On Behalf of | Dec 3, 2020 | Securities Law And Litigation |

June 30, 2020 was the deadline for compliance with new standards of conduct for broker-dealers in their professional relationships with retail clients. To that end, the Securities and Exchange Commission (SEC) adopted new regulations, including Regulation Best Interest (Reg BI).

From suitability to best interest

Broker-dealers, who are licensed by the Financial Industry Regulatory Authority (FINRA), a government-approved regulatory organization, have historically been held to a “suitability” standard in their work with investors. With Reg BI, they must now adhere to a “best interest” standard when they make investment product recommendations to retail clients, without placing their own interests first.

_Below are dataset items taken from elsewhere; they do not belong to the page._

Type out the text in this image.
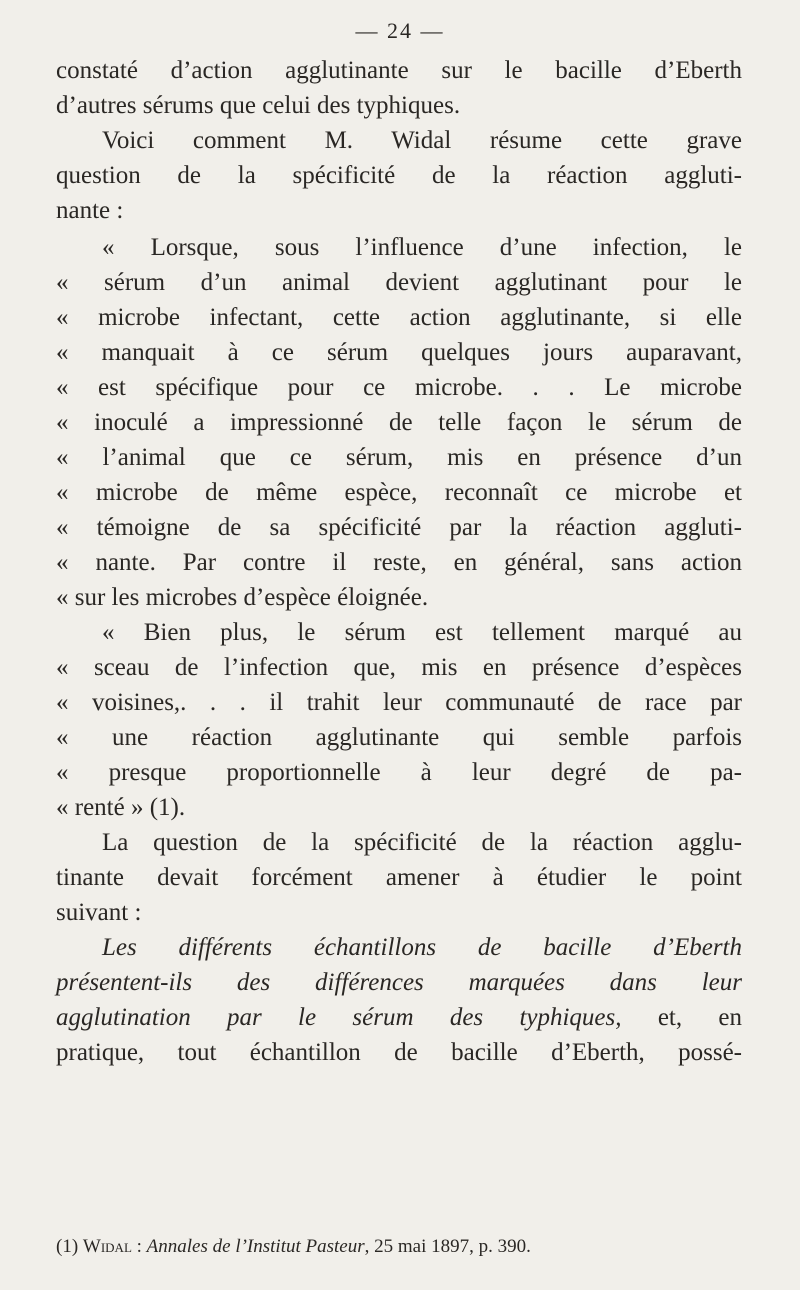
— 24 —
constaté d’action agglutinante sur le bacille d’Eberth
d’autres sérums que celui des typhiques.
Voici comment M. Widal résume cette grave
question de la spécificité de la réaction aggluti-
nante :
« Lorsque, sous l’influence d’une infection, le
« sérum d’un animal devient agglutinant pour le
« microbe infectant, cette action agglutinante, si elle
« manquait à ce sérum quelques jours auparavant,
« est spécifique pour ce microbe. . . Le microbe
« inoculé a impressionné de telle façon le sérum de
« l’animal que ce sérum, mis en présence d’un
« microbe de même espèce, reconnaît ce microbe et
« témoigne de sa spécificité par la réaction aggluti-
« nante. Par contre il reste, en général, sans action
« sur les microbes d’espèce éloignée.
« Bien plus, le sérum est tellement marqué au
« sceau de l’infection que, mis en présence d’espèces
« voisines,. . . il trahit leur communauté de race par
« une réaction agglutinante qui semble parfois
« presque proportionnelle à leur degré de pa-
« renté » (1).
La question de la spécificité de la réaction agglu-
tinante devait forcément amener à étudier le point
suivant :
Les différents échantillons de bacille d’Eberth
présentent-ils des différences marquées dans leur
agglutination par le sérum des typhiques, et, en
pratique, tout échantillon de bacille d’Eberth, possé-
(1) Widal : Annales de l’Institut Pasteur, 25 mai 1897, p. 390.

Interestingly, while the best interest standard is more stringent than the suitability standard, the SEC chose not to impose the even higher standard of a fiduciary (required of investment advisors) on these broker-dealer recommendations.

Retail customers targeted

A retail customer for this purpose is “a natural person, or the legal representative of such natural person” in this circumstance:

  • When a broker-dealer recommends a “securities transaction or investment strategy involving securities” and
  • The customer “uses” the recommendation mainly for “personal, family, or household purposes.”

The SEC explains (at the first link above) that the legal representative of a natural person is a “non-professional (i.e., non-regulated) legal [representative].” Examples include trustees, executors, people with powers of attorney, and conservators, who can stand in for the retail clients for whom they have protective responsibilities in relationships with broker-dealers.

Four obligations

For the broker-dealer to meet the best interest standard to a retail customer, the regulation sets out four required obligations:

  • Disclosure obligation regarding the scope and terms of the broker-dealer relationship with the retail customer, including fees, costs and conflicts of interest
  • Care obligation to exercise “reasonable diligence, care, and skill” to understand “potential risks, rewards, and costs” of recommended investments considering the best interest of a retail client
  • Conflict of interest obligation to identify, disclose, mitigate or eliminate broker-dealer conflicts of interest that could incentivize the broker-dealer to put their own interests before the client’s, including elimination of sales contests and quotas, bonuses and “non-cash compensation” based on selling specific securities “within a limited period of time”
  • Compliance obligation to establish written policies and procedures for compliance with Reg BI

This may not be the last word

While the best interest standard is more stringent than the suitability standard, some critics argue Reg BI does not go far enough to protect investors, according to FinancialPlanning. Reg BI is not even a year old yet, but many speculate that the incoming Biden administration may attempt to put even more teeth into the new Reg BI standard.